Shoulder joint, another problematic region of the body that frequently come across in orthopaedic practice. Shoulder joint is a ball and socket joint and is formed by several bony structures with muscles and tendons within it, allowing wide range of motion. In view of its nature of high mobility, this can lead to increasing problems such as instability, soft tissue or bony injury and impingement resulting in pain.
Shoulder problem usually presented with pain can be acute or chronic. It may also be presented with difficulty to move due to stiffness. A history of injury may or may not be recalled by the patient. Some of this injury is due to a collective of trivial but repetitive injury that eventually give rise to the symptoms.
Some of the commonly seen shoulder problems:
1. Tendon inflammation namely bursitis or tendinitis. (Impingement)
2. Tendon tear (acute or chronic)
3. Instability such as acute dislocation or recurrent dislocation
4. Osteoarthritis (degenerative)
The management of shoulder pain is very much depended on the history of the presentation. In an acute injury such as a fall or direct blow, a fracture/dislocation or tendon tear should be the diagnosis. If the shoulder pain happens over a period of time or after some trivial injury such as carrying heavy object or moving the shoulder joint in an extreme position in order to reach an object, then tendinitis or bursitis may be likely the cause. Shoulder osteoarthritis is more commonly seen in elderly people and the pain is usually chronic and recurrent.
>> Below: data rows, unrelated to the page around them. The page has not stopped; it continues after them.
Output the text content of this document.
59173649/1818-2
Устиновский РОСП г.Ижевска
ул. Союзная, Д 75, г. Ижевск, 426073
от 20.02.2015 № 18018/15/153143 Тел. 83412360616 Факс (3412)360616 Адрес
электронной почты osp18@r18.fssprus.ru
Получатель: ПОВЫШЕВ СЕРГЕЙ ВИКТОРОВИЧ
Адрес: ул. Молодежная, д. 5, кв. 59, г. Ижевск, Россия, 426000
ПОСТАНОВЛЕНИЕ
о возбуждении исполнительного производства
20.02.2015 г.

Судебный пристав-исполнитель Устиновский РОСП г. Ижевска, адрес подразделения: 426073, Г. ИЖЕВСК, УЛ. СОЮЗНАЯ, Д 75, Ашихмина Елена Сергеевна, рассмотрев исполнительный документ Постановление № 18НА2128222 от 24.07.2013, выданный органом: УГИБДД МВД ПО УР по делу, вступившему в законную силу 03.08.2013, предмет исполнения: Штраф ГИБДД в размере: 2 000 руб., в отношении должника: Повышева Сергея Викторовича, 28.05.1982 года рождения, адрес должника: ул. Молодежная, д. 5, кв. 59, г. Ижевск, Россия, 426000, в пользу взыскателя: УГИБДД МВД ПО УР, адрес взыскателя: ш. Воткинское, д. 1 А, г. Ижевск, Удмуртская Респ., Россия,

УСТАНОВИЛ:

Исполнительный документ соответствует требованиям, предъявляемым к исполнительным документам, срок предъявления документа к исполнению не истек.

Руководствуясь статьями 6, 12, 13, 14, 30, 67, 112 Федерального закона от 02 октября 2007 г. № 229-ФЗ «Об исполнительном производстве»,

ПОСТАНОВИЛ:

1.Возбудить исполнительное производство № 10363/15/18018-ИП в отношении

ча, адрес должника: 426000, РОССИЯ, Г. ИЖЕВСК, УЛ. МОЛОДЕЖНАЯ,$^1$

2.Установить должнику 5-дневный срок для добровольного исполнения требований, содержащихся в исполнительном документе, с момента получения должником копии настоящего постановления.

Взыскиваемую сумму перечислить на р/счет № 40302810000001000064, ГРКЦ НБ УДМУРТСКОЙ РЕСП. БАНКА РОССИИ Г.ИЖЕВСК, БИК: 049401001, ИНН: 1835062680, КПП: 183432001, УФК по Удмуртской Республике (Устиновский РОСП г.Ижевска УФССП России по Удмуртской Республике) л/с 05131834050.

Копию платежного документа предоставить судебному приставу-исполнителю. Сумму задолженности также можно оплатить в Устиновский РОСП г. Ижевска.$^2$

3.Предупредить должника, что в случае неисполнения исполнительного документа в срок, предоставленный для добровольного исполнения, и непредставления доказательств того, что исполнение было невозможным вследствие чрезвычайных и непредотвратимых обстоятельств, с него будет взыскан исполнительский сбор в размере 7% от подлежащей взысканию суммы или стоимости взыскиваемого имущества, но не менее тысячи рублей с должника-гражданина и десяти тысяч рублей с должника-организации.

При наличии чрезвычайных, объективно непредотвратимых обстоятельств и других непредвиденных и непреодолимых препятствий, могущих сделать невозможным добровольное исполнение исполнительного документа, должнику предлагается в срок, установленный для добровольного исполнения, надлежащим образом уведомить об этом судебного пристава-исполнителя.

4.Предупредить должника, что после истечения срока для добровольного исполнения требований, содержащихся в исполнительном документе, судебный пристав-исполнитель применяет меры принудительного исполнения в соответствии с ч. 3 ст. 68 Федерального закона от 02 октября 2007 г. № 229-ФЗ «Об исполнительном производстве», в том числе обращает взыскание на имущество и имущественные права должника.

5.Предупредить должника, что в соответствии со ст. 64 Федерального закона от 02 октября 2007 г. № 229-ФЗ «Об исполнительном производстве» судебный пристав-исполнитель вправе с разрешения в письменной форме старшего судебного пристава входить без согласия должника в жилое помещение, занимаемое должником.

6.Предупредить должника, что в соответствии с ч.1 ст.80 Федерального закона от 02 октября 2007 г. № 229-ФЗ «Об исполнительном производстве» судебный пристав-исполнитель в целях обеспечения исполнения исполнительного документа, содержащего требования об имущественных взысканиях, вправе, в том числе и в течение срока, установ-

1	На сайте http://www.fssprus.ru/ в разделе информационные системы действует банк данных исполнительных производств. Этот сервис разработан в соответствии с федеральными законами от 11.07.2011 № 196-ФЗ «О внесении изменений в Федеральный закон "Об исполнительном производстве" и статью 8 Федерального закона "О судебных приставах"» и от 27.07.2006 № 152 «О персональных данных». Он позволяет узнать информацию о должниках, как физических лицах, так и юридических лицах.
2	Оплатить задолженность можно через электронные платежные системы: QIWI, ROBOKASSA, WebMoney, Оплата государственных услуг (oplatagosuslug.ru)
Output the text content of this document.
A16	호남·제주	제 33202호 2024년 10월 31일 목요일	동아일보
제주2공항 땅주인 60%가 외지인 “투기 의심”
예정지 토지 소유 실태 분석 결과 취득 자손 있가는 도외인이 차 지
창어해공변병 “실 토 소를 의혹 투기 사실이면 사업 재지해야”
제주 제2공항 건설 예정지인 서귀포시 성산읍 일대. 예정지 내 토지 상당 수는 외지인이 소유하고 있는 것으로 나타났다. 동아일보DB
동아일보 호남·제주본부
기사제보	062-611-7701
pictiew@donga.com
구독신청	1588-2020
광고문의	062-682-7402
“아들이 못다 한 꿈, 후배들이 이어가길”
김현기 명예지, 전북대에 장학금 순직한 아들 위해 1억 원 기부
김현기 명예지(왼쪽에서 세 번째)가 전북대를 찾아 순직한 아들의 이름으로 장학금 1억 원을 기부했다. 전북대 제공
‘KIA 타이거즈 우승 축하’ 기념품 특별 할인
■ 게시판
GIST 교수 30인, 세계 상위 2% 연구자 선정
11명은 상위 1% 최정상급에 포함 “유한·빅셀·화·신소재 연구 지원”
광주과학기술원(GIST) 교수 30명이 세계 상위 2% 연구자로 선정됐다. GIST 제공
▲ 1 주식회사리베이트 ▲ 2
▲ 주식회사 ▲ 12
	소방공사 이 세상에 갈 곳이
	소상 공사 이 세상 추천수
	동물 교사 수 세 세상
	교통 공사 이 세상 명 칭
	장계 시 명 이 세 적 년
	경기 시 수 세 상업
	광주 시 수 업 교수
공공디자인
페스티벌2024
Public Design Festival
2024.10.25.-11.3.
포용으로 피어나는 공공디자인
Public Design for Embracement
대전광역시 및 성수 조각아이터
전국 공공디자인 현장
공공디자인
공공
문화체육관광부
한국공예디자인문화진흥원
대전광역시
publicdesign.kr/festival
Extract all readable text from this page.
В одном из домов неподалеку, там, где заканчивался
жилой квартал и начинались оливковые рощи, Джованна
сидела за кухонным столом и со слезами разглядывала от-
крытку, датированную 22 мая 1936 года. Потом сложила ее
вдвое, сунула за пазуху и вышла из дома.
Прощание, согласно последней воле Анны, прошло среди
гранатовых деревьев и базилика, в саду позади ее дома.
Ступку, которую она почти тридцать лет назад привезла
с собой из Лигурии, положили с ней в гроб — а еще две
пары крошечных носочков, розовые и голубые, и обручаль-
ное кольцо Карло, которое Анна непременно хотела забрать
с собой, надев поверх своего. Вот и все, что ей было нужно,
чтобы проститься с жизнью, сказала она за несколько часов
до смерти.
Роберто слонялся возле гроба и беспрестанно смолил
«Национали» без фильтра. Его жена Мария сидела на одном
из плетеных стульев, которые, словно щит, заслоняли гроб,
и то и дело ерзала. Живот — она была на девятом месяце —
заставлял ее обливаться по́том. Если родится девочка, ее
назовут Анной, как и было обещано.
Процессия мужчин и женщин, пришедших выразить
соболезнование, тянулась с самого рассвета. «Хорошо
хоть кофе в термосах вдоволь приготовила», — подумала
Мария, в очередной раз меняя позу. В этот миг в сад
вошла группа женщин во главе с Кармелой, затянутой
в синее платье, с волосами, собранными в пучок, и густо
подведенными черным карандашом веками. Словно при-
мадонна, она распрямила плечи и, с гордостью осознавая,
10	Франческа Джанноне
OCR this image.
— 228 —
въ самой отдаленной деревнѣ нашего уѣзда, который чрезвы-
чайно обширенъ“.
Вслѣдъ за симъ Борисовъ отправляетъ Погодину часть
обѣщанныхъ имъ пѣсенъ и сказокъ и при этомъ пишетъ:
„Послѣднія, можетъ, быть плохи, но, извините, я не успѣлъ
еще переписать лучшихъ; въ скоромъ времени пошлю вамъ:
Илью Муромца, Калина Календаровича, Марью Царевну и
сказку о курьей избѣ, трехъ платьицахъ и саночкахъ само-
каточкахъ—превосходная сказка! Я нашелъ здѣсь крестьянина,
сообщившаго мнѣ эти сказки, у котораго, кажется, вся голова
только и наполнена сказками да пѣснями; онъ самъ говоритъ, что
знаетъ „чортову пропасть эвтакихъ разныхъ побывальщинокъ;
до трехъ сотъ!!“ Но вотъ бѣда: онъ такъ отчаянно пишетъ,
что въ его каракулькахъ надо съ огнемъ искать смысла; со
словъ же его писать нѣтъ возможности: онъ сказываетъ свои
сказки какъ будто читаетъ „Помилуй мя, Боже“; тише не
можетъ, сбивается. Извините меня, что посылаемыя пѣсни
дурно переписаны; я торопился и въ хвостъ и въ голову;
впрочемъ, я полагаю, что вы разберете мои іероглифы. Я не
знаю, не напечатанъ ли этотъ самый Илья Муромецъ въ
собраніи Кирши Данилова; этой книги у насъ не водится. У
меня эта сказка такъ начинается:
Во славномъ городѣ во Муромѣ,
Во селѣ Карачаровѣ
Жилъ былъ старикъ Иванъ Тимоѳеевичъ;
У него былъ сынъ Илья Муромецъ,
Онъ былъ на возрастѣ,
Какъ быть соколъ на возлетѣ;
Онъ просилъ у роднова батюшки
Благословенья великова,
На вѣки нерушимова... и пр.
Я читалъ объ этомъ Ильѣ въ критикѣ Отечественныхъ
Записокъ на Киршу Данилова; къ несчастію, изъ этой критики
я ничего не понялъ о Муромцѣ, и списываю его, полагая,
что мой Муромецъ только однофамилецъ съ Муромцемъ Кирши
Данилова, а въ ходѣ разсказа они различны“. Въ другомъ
A simple x-ray is good enough to look for fracture dislocation and osteoarthritis. But if a tendon tear is suspected, then MRI of the shoulder will be necessary. Depending on the cause of the shoulder pain, in most cases, these problems can be treated conservatively with rest, ice compression, physiotherapy and medications. Shoulder dislocation should be treated immediately with close manual reduction. Surgery in the form of open or key hole (arthroscopy) may be needed in some cases of tendon tear. Shoulder joint injection (steroid, PRP or hyaluronic acid) may sometimes are helpful for tendinitis or bursitis.